Kirby designed another Cup boat, the Canada II, for the 1987 series. He also produced a total of 63 innovative and popular sailboat designs, including the 23-foot Sonar keelboat, which he created for the Noroton Yacht Club in Darien, Conn., where he was a commodore. The Sonar has been sailed on every continent and is used in the Paralympic Games.
His Laser was selected for the men’s single-handed sailing event for the 1996 Olympics and for the women’s single-handed event in 2008.

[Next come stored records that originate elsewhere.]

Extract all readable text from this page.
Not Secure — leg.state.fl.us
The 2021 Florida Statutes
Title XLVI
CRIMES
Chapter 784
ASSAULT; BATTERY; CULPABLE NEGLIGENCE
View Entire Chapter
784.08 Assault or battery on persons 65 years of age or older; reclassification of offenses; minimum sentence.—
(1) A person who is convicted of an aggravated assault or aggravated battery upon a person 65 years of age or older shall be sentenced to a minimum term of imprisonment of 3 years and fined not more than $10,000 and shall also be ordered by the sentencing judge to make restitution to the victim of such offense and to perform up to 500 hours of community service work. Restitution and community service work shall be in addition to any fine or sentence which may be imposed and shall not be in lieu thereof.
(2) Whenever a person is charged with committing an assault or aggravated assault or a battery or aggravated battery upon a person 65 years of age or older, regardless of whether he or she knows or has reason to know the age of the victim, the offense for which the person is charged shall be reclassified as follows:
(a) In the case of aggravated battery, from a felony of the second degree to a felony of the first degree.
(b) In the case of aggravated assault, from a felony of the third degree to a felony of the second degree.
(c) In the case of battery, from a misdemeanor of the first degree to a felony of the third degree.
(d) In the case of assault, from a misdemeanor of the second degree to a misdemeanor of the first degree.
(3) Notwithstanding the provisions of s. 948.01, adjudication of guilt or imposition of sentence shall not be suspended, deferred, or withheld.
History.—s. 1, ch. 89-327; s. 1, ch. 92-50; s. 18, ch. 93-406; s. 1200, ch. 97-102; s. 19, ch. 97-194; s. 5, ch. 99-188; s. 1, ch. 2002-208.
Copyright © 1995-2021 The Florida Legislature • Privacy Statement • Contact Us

“For me the big thing I love about the Laser is the simplicity of design,” Sarah Douglas, a Canadian representative in this year’s Tokyo Olympics, said in a phone interview from Japan. “I grew up in Barbados. It’s the most accessible boat. If the Laser wasn’t in the Games, I don’t know how smaller nations can compete in sailing.”
Kirby, who became a naturalized American citizen, lived along the Five Mile River in Rowayton for 45 years, designing in his basement. He and Mr. Bruce were awarded the Order of Canada for their contributions to sailing, and Mr. Kirby was inducted into the National Sailing Hall of Fame in 2012.
In addition to his wife, he is survived by two daughters, Kelly Kirby and Janice Duffy, and two granddaughters.
“Physically he was quite compromised,” Margo Kirby, his wife, said. “He blamed it on hiking for years on small boats. He said he’d do it all over again.”